La PDG de Laurus, Rebecca McDonald, insiste sur le fait que la technologie de son entreprise, développée par le frère de Laurus, Ergo Exergy, s'est avérée sûre lors de brûlures continues de plusieurs années en Australie et en Afrique du Sud. La clé, dit-elle, est une surveillance constante des eaux souterraines et une gestion du processus pour s'assurer que l'eau des couches environnantes alimente le réacteur et ne s'écoule pas.

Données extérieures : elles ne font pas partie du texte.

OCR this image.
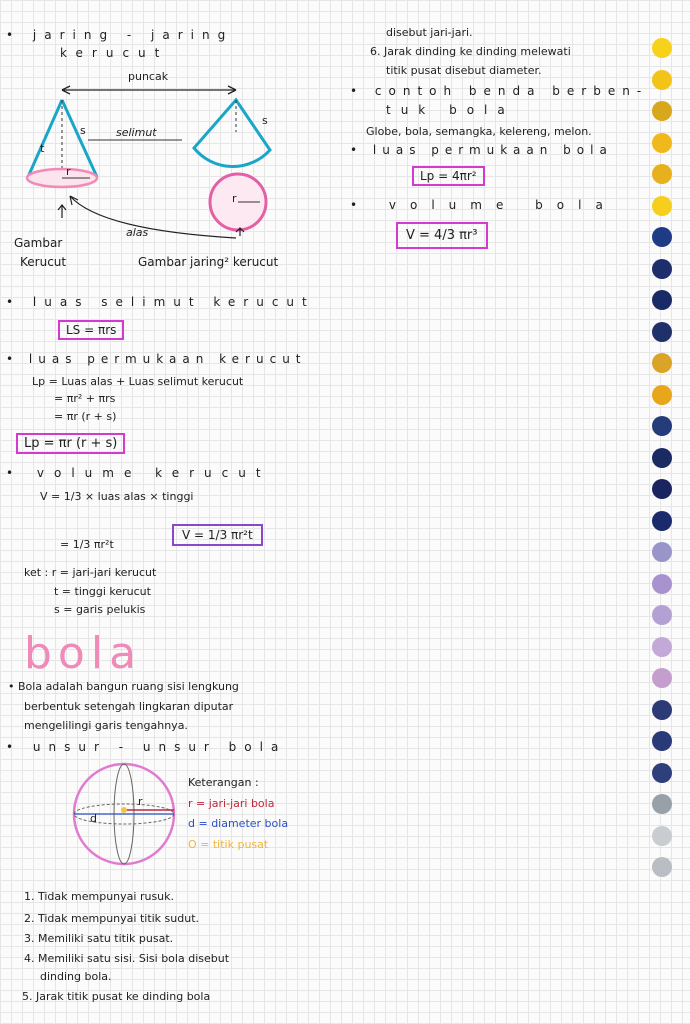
• jaring - jaring
kerucut
puncak
s	selimut
t
r
s
r
alas
Gambar
Kerucut	Gambar jaring² kerucut
• luas selimut kerucut
LS = πrs
• luas permukaan kerucut
Lp = Luas alas + Luas selimut kerucut
= πr² + πrs
= πr (r + s)
Lp = πr (r + s)
• volume kerucut
V = 1/3 × luas alas × tinggi
= 1/3 πr²t
V = 1/3 πr²t
ket : r = jari-jari kerucut
t = tinggi kerucut
s = garis pelukis
bola
• Bola adalah bangun ruang sisi lengkung
berbentuk setengah lingkaran diputar
mengelilingi garis tengahnya.
• unsur - unsur bola
r
d
Keterangan :
r = jari-jari bola
d = diameter bola
O = titik pusat
1. Tidak mempunyai rusuk.
2. Tidak mempunyai titik sudut.
3. Memiliki satu titik pusat.
4. Memiliki satu sisi. Sisi bola disebut
dinding bola.
5. Jarak titik pusat ke dinding bola
disebut jari-jari.
6. Jarak dinding ke dinding melewati
titik pusat disebut diameter.
• contoh benda berben-
tuk bola
Globe, bola, semangka, kelereng, melon.
• luas permukaan bola
Lp = 4πr²
• volume bola
V = 4/3 πr³
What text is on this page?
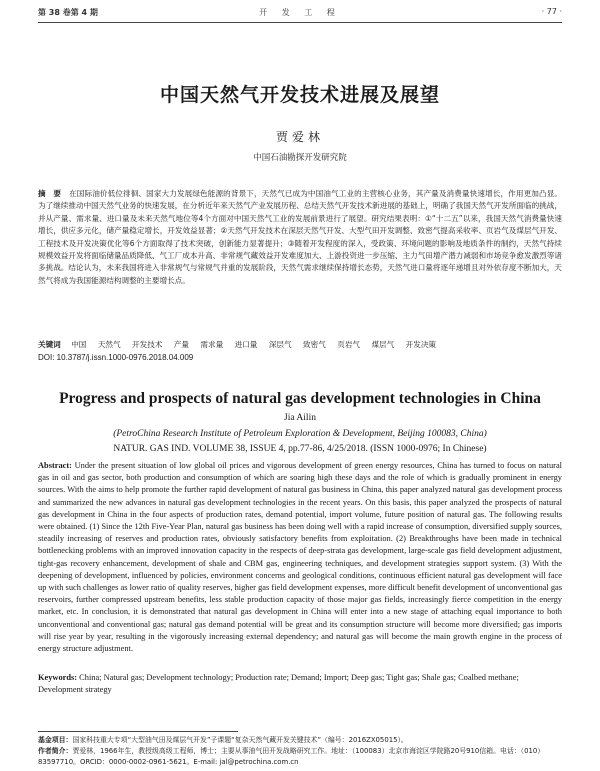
第 38 卷第 4 期	开 发 工 程	· 77 ·
中国天然气开发技术进展及展望
贾爱林
中国石油勘探开发研究院
摘　要 在国际油价低位徘徊、国家大力发展绿色能源的背景下，天然气已成为中国油气工业的主营核心业务，其产量及消费量快速增长，作用更加凸显。为了继续推动中国天然气业务的快速发展，在分析近年来天然气产业发展历程、总结天然气开发技术新进展的基础上，明确了我国天然气开发所面临的挑战，并从产量、需求量、进口量及未来天然气地位等4个方面对中国天然气工业的发展前景进行了展望。研究结果表明：①“十二五”以来，我国天然气消费量快速增长，供应多元化，储产量稳定增长，开发效益显著；②天然气开发技术在深层天然气开发、大型气田开发调整、致密气提高采收率、页岩气及煤层气开发、工程技术及开发决策优化等6个方面取得了技术突破，创新能力显著提升；③随着开发程度的深入，受政策、环境问题的影响及地质条件的制约，天然气持续规模效益开发将面临储量品质降低、气工厂成本升高、非常规气藏效益开发难度加大、上游投资进一步压缩、主力气田增产潜力减弱和市场竞争愈发激烈等诸多挑战。结论认为，未来我国将进入非常规气与常规气并重的发展阶段，天然气需求继续保持增长态势，天然气进口量将逐年递增且对外依存度不断加大，天然气将成为我国能源结构调整的主要增长点。
关键词 中国 天然气 开发技术 产量 需求量 进口量 深层气 致密气 页岩气 煤层气 开发决策
DOI: 10.3787/j.issn.1000-0976.2018.04.009
Progress and prospects of natural gas development technologies in China
Jia Ailin
(PetroChina Research Institute of Petroleum Exploration & Development, Beijing 100083, China)
NATUR. GAS IND. VOLUME 38, ISSUE 4, pp.77-86, 4/25/2018. (ISSN 1000-0976; In Chinese)
Abstract: Under the present situation of low global oil prices and vigorous development of green energy resources, China has turned to focus on natural gas in oil and gas sector, both production and consumption of which are soaring high these days and the role of which is gradually prominent in energy sources. With the aims to help promote the further rapid development of natural gas business in China, this paper analyzed natural gas development process and summarized the new advances in natural gas development technologies in the recent years. On this basis, this paper analyzed the prospects of natural gas development in China in the four aspects of production rates, demand potential, import volume, future position of natural gas. The following results were obtained. (1) Since the 12th Five-Year Plan, natural gas business has been doing well with a rapid increase of consumption, diversified supply sources, steadily increasing of reserves and production rates, obviously satisfactory benefits from exploitation. (2) Breakthroughs have been made in technical bottlenecking problems with an improved innovation capacity in the respects of deep-strata gas development, large-scale gas field development adjustment, tight-gas recovery enhancement, development of shale and CBM gas, engineering techniques, and development strategies support system. (3) With the deepening of development, influenced by policies, environment concerns and geological conditions, continuous efficient natural gas development will face up with such challenges as lower ratio of quality reserves, higher gas field development expenses, more difficult benefit development of unconventional gas reservoirs, further compressed upstream benefits, less stable production capacity of those major gas fields, increasingly fierce competition in the energy market, etc. In conclusion, it is demonstrated that natural gas development in China will enter into a new stage of attaching equal importance to both unconventional and conventional gas; natural gas demand potential will be great and its consumption structure will become more diversified; gas imports will rise year by year, resulting in the vigorously increasing external dependency; and natural gas will become the main growth engine in the process of energy structure adjustment.
Keywords: China; Natural gas; Development technology; Production rate; Demand; Import; Deep gas; Tight gas; Shale gas; Coalbed methane; Development strategy
基金项目：国家科技重大专项“大型油气田及煤层气开发”子课题“复杂天然气藏开发关键技术”（编号：2016ZX05015）。
作者简介：贾爱林，1966年生，教授级高级工程师，博士；主要从事油气田开发战略研究工作。地址：（100083）北京市海淀区学院路20号910信箱。电话：（010）83597710。ORCID：0000-0002-0961-5621。E-mail: jal@petrochina.com.cn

Une pression négative sur le joint signifie que les contaminants ne peuvent pas sortir de là et contaminer les eaux souterraines, explique McDonald.
Swan Hills prévoit que son projet sera compétitif par rapport aux centrales électriques au gaz naturel et au charbon qui ne capturent pas leurs émissions de carbone. Nous positionnons cette génération pour qu'elle soit la ressource de choix, non seulement d'un point de vue environnemental mais aussi d'un point de vue économique, ce qui signifie concurrencer le charbon conventionnel ainsi que la production au gaz naturel dans la dernière partie de la prochaine décennie, a déclaré Shaigec. .
Vendre du dioxyde de carbone aux producteurs de pétrole sera vital, dit Shaigec. Et il admet que les politiques gouvernementales qui mettent un prix sur le carbone ne peuvent qu'aider. Nous ne sommes pas trop précis sur la façon dont cela prend forme en fin de compte, tant que nous voyons des règles du jeu plus équitables [pour] les projets qui pratiquent le captage et le stockage du CO2.